Many of the genes that they found to be under selection appear to have roles in neuronal cell development, cell signaling, and immune cell trafficking, the researchers reported.

To search for genes under positive selection, the researchers developed a pipeline into which they could feed sets of genes. For each targeted gene, their algorithm came up with a list of 1,000 controls from the Ensembl database that were matched to the target gene for length, GC content, and recombination rate, which was estimated using HapMap data. Additionally, it generated lists of unique matched controls as well as unmatched controls.

The algorithm then pulled together summary statistics for positive selection from the 1,000 Genomes Project — including data from individuals of European, Han Chinese, Japanese, and Yoruban ancestry — that then were used to compare the target genes to the matched and unmatched controls. Then it identified outliers from the gene list as candidate sources for the positive selection signals.

The researchers tested their pipeline using a set of genes known to be under positive selection and a set of genes that have never been linked to being under positive selection. In the positive control set, evidence of selection was seen in European and Asian populations, though no evidence of positive selection was detected in African populations, which the researchers noted was likely due to more studies of positive selection having been conducted in populations outside of Africa. No evidence of positive selection was seen in the negative controls.

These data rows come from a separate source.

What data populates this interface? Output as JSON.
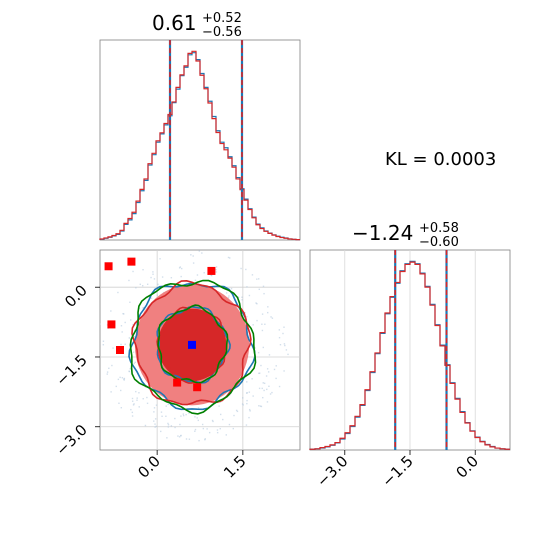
{
  "chart_data": [
    {
      "type": "histogram",
      "panel": "top-left",
      "parameter_index": 0,
      "title": {
        "value": "0.61",
        "plus": "+0.52",
        "minus": "−0.56"
      },
      "xlim": [
        -1.0,
        2.0
      ],
      "quantiles": [
        0.05,
        1.13
      ],
      "series": [
        {
          "color": "#1f77b4",
          "values": [
            0.2,
            0.5,
            0.8,
            1.2,
            1.6,
            2.6,
            4.5,
            5.8,
            7.6,
            10.8,
            14.2,
            17.2,
            21.6,
            24.6,
            28.2,
            30.6,
            33.2,
            35.8,
            39.6,
            43.5,
            47.4,
            49.8,
            53.4,
            54.0,
            52.0,
            48.0,
            44.0,
            40.0,
            35.6,
            31.5,
            28.2,
            26.6,
            24.0,
            21.4,
            18.0,
            14.8,
            11.8,
            9.0,
            6.6,
            4.6,
            3.5,
            2.6,
            2.0,
            1.5,
            1.1,
            0.8,
            0.6,
            0.3,
            0.2,
            0.1
          ]
        },
        {
          "color": "#d62728",
          "values": [
            0.3,
            0.6,
            0.9,
            1.3,
            1.8,
            2.8,
            4.8,
            6.2,
            8.0,
            11.2,
            14.6,
            17.6,
            22.0,
            25.0,
            28.6,
            30.9,
            33.6,
            36.2,
            39.8,
            44.0,
            47.6,
            50.2,
            53.8,
            54.4,
            51.6,
            47.5,
            43.6,
            39.5,
            35.0,
            31.0,
            27.8,
            26.0,
            23.6,
            21.0,
            17.6,
            14.5,
            11.5,
            8.8,
            6.4,
            4.4,
            3.3,
            2.5,
            1.9,
            1.4,
            1.0,
            0.7,
            0.5,
            0.3,
            0.2,
            0.1
          ]
        }
      ]
    },
    {
      "type": "histogram",
      "panel": "bottom-right",
      "parameter_index": 1,
      "title": {
        "value": "−1.24",
        "plus": "+0.58",
        "minus": "−0.60"
      },
      "xlim": [
        -3.8,
        0.8
      ],
      "xticks": [
        "−3.0",
        "−1.5",
        "0.0"
      ],
      "xtick_values": [
        -3.0,
        -1.5,
        0.0
      ],
      "quantiles": [
        -1.84,
        -0.66
      ],
      "series": [
        {
          "color": "#1f77b4",
          "values": [
            0.2,
            0.3,
            0.5,
            0.8,
            1.2,
            1.8,
            2.8,
            4.2,
            6.0,
            8.4,
            11.4,
            15.2,
            19.8,
            24.6,
            29.8,
            34.8,
            39.0,
            42.6,
            45.8,
            47.6,
            48.2,
            47.6,
            45.2,
            41.8,
            37.2,
            32.0,
            26.8,
            21.8,
            17.2,
            13.2,
            9.8,
            7.0,
            4.9,
            3.3,
            2.2,
            1.4,
            0.9,
            0.5,
            0.3,
            0.2
          ]
        },
        {
          "color": "#d62728",
          "values": [
            0.2,
            0.3,
            0.6,
            0.9,
            1.3,
            1.9,
            3.0,
            4.4,
            6.2,
            8.6,
            11.6,
            15.4,
            20.0,
            24.8,
            30.0,
            35.0,
            39.2,
            42.8,
            45.6,
            47.4,
            48.0,
            47.4,
            45.0,
            41.6,
            37.0,
            31.8,
            26.6,
            21.6,
            17.0,
            13.0,
            9.6,
            6.9,
            4.8,
            3.2,
            2.1,
            1.3,
            0.8,
            0.5,
            0.3,
            0.2
          ]
        }
      ]
    },
    {
      "type": "scatter",
      "panel": "bottom-left",
      "xlim": [
        -1.0,
        2.5
      ],
      "ylim": [
        -3.5,
        0.8
      ],
      "xticks": [
        "0.0",
        "1.5"
      ],
      "xtick_values": [
        0.0,
        1.5
      ],
      "yticks": [
        "0.0",
        "−1.5",
        "−3.0"
      ],
      "ytick_values": [
        0.0,
        -1.5,
        -3.0
      ],
      "center": {
        "x": 0.61,
        "y": -1.24,
        "color": "#0000ff"
      },
      "red_points": [
        {
          "x": -0.85,
          "y": 0.45
        },
        {
          "x": -0.45,
          "y": 0.55
        },
        {
          "x": 0.95,
          "y": 0.35
        },
        {
          "x": -0.8,
          "y": -0.8
        },
        {
          "x": -0.65,
          "y": -1.35
        },
        {
          "x": 0.35,
          "y": -2.05
        },
        {
          "x": 0.7,
          "y": -2.15
        }
      ],
      "contours": [
        {
          "color": "#1f77b4",
          "rx": 1.05,
          "ry": 1.35
        },
        {
          "color": "#1f77b4",
          "rx": 0.62,
          "ry": 0.8
        },
        {
          "color": "#d62728",
          "rx": 1.0,
          "ry": 1.3
        },
        {
          "color": "#d62728",
          "rx": 0.58,
          "ry": 0.78
        },
        {
          "color": "#008000",
          "rx": 1.08,
          "ry": 1.38
        },
        {
          "color": "#008000",
          "rx": 0.6,
          "ry": 0.8
        }
      ],
      "fill_colors": [
        "#f08080",
        "#d62728"
      ],
      "grid": true
    },
    {
      "type": "annotation",
      "panel": "top-right",
      "text": "KL = 0.0003"
    }
  ]
}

Tyler-Smith and his colleagues then applied this algorithm to three sets of putative FOXP2 targets that had been previously identified through chromatin-immunoprecipitation studies in a human neuroblastoma cell line, in embryonic mouse brain tissue, and in human fetal brain tissue. Each study generated nearly 200 FOXP2 targets, and while there was overlap between the targets captured by each screen, no target was found in all three screens.

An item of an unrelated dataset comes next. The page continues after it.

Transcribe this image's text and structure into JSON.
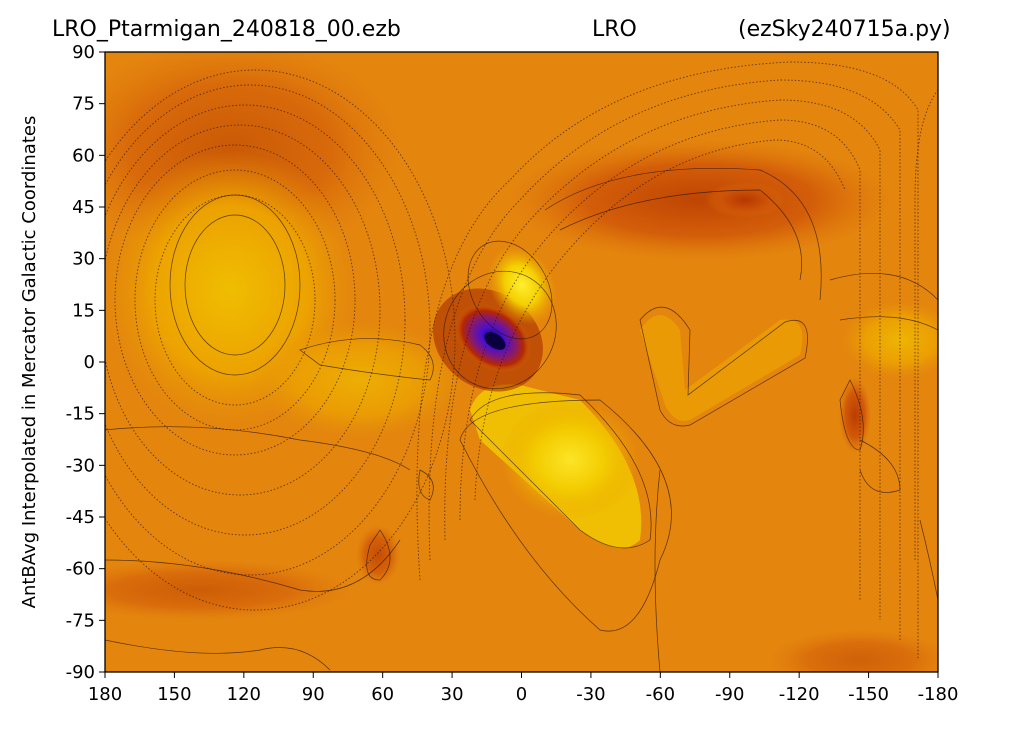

In two of these three sets, the researchers found evidence of positive selection in the European population though not in the East Asian or African populations. In the data for the European samples, "we were able to consistently pick up significant differences between controls and human fetal brain FOXP2 targets by using a stringent Bonferroni correction cutoff," the researchers wrote.

From this, the researchers found 139 outliers with strong signals of selection in Europeans, some of which were shared across the neuroblastoma cell line, embryonic mouse brain tissue, or human fetal brain tissue. One that stood out in each of those sources was CNTNAP2, a FOXP2 target that has previously been linked to language development and impairment. But because the "selection signal overlies a substantial portion of this large gene [it] makes it difficult to assess the critical functional variant responsible for the selection signal," the investigators pointed out.

Other signals of note were traced to PON2 and RBFOX1. Both PON2, which encodes a glycoprotein, and CNTNAP2 have been linked to a pathway related to cardiac arteriopathy. RBFOX1, meanwhile, has been associated with autism spectrum disorders and is a regulator of tissue-specific splicing.

"Strong signals of selection were observed for CNTNAP2 and RBFOX1, key neurally expressed genes that have been consistently identified as direct FOXP2 targets in multiple studies and that have themselves been associated with neurodevelopmental disorders involving language dysfunction," the researchers added.

They traced other signals to genes involved in apoptosis, bone formation, and immunity.

The researchers also noted that a ChIP-seq approach could offer a "more robust set of FOX2 targets for re-evaluation," and they said that their approach "can be applied to any chosen set of genes or protein-interaction networks without any a priori hypothesis about the cause of selection."

Tyler-Smith said in a statement that they have already begun to apply this approach to other gene sets. "Our method is opening new doors to understanding how modern humans have genetically adapted to their local environments and finding candidate genes to study biological function," he said. "This approach is a practical and successful way to screen for positive selection and adaptation signals in different gene sets and populations using whole-genome sequencing data."